Astan News melaporkan, Ayatullah Raisi dalam acara khusus “Ezn-e Aza” atau tradisi meminta izin menggelar acara duka cita mengenang kesyahidan Imam Hussein as yang diadakan di akhir bulan Dzul Hijjah, bertepatan dengan masuknya bulan Muharam, di halaman Enghelab Eslami, menuturkan, setiap pemikiran dan gerakan yang menganggap peristiwa Karbala sebagai peristiwa yang terjadi kebetulan, adalah pemikiran dan gerakan yang gagal.
Ia menambahkan, awal bulan Muharam dan dikibarkannya bendera duka cita Imam Hussein as, menunjukkan kesedihan yang mendalam umat manusia.

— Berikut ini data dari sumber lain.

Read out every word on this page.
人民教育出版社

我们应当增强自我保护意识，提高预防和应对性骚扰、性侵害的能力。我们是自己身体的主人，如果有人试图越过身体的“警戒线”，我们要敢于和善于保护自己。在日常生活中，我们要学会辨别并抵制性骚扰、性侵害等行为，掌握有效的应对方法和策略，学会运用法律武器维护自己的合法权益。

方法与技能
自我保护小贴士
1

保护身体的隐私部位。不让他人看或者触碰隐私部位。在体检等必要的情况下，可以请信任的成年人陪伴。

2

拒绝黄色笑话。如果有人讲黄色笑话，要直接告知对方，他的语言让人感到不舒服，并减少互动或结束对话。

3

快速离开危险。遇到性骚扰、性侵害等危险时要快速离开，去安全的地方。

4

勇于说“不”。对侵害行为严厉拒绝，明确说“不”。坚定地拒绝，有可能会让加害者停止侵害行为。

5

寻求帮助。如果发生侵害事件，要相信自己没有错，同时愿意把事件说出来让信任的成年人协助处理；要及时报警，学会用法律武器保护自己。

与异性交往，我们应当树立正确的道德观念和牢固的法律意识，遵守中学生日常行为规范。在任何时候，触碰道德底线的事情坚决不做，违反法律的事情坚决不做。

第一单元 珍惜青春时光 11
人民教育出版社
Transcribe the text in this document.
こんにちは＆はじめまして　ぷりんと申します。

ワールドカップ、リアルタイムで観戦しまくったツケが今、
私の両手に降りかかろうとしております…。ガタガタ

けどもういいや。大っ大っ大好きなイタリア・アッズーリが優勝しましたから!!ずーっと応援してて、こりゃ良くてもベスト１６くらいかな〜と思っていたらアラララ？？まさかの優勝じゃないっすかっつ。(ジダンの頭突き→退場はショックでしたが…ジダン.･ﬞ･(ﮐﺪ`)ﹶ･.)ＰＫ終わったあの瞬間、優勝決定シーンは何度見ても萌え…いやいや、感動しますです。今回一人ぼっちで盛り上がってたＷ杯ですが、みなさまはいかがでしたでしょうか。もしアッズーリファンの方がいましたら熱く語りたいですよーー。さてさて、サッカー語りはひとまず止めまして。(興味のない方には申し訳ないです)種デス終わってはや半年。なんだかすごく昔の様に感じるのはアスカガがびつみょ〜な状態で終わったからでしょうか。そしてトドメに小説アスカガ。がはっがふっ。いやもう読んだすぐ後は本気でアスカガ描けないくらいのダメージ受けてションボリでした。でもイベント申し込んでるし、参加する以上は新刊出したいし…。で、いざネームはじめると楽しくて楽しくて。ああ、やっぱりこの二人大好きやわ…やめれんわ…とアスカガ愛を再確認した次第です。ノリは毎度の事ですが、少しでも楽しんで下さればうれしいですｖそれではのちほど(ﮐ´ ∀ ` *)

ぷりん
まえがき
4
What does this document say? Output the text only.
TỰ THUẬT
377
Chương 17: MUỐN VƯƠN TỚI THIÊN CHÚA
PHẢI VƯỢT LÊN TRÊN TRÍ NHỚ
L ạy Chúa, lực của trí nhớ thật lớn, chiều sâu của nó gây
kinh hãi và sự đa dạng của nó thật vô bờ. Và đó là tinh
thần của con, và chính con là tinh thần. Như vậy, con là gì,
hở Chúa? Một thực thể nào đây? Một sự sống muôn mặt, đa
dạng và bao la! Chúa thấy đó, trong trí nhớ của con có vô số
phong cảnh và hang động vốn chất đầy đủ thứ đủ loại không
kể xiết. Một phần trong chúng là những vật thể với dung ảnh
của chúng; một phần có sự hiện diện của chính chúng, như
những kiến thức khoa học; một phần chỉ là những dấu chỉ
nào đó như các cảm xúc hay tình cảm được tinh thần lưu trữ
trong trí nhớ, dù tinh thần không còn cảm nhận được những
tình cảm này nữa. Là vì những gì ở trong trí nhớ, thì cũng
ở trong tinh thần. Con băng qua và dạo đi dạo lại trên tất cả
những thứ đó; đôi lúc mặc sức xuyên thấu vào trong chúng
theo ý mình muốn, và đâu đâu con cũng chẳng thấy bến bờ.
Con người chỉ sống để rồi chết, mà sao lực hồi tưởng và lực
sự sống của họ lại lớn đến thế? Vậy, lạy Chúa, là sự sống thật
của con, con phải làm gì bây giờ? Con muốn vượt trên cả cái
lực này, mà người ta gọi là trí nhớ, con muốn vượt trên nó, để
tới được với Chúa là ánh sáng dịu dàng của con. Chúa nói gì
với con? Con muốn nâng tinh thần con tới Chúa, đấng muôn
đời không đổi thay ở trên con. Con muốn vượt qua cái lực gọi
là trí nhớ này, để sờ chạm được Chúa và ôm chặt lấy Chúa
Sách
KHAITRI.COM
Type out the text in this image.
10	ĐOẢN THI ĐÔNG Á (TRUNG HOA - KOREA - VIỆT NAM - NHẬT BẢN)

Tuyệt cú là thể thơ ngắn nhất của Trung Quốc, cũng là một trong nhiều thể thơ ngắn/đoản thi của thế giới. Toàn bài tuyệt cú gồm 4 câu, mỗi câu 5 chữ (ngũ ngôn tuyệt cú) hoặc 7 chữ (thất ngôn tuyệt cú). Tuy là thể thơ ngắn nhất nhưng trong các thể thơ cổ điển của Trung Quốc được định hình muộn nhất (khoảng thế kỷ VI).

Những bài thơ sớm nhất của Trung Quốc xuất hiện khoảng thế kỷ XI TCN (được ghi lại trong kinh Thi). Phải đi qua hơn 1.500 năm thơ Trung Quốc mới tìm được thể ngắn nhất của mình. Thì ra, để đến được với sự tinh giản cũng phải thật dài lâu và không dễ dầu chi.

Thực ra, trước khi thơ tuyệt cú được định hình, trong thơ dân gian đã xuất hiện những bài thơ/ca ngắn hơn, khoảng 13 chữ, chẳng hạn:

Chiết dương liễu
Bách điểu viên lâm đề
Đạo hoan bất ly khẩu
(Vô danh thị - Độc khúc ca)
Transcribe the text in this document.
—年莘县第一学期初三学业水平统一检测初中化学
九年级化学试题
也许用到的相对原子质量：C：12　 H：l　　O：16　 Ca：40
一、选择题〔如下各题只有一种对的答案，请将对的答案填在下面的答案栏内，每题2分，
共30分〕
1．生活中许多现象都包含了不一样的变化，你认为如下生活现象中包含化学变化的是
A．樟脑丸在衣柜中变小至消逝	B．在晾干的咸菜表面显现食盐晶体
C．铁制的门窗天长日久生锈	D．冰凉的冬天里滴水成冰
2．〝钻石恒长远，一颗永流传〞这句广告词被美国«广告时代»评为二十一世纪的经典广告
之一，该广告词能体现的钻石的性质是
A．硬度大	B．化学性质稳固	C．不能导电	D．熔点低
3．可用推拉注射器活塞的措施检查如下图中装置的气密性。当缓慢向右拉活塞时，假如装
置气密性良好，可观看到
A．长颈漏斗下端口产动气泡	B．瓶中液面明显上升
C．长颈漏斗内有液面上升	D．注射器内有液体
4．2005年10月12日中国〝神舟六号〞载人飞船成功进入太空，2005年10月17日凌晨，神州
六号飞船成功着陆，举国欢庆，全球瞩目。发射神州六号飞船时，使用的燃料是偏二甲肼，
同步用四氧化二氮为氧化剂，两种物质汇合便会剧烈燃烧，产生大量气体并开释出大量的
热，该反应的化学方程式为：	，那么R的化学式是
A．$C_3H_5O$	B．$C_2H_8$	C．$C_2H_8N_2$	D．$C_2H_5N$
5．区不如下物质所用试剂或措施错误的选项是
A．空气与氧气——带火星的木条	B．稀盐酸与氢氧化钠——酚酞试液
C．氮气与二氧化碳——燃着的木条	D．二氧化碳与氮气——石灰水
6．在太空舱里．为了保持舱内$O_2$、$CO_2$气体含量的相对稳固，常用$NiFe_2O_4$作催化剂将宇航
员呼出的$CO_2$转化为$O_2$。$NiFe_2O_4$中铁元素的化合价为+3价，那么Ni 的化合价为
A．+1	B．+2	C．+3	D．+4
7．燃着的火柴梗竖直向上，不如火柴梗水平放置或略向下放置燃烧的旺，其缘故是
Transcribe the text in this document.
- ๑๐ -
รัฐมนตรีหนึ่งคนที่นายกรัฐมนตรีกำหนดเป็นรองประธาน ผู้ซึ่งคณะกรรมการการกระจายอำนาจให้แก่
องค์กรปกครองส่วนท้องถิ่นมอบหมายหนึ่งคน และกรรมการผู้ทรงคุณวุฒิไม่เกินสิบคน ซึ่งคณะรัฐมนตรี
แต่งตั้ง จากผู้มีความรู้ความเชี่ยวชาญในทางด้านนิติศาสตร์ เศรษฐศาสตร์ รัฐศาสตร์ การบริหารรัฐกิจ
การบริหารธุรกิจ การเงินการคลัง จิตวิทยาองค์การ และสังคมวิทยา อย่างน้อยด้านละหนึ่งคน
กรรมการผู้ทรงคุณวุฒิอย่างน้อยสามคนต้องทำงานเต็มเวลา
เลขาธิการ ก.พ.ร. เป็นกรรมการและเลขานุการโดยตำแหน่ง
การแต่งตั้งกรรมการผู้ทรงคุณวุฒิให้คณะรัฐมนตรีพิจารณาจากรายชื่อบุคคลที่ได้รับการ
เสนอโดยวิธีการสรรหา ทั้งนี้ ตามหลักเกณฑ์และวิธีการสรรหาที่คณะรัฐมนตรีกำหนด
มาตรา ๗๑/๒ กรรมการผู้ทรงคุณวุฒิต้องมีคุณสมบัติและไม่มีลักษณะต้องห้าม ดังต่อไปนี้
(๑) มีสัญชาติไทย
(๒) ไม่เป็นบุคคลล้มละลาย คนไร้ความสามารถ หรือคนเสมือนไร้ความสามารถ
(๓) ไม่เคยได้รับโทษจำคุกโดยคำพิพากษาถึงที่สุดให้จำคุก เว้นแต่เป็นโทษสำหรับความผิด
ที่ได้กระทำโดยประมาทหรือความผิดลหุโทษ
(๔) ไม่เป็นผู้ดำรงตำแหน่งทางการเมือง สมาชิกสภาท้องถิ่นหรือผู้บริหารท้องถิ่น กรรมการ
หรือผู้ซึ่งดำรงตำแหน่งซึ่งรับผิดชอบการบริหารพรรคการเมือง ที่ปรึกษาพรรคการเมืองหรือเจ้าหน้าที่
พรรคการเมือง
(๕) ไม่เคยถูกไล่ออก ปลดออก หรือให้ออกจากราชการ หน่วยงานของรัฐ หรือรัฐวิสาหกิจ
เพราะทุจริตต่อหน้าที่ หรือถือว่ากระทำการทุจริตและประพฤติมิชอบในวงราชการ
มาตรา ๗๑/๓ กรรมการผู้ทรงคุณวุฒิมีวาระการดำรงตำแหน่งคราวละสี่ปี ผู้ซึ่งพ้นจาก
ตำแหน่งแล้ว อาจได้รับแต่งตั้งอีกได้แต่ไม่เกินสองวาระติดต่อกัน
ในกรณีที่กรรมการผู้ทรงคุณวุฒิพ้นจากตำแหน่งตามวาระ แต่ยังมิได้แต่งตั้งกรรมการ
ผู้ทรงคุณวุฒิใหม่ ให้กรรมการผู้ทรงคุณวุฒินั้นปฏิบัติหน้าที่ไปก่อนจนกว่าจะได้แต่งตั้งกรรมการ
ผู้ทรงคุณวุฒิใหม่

Raisi menerangkan, ketika Imam Hussein as bergerak dari Madinah, kepada masyarakat mengatakan, wahai masyarakat sekalian, siapapun yang siap mengorbankan darah dan jiwanya untuk Allah Swt dan ingin bertemu dengan-Nya, bergabunglah denganku, tujuan dan maksud perjalanan ini adalah pertemuan dengan Allah Swt.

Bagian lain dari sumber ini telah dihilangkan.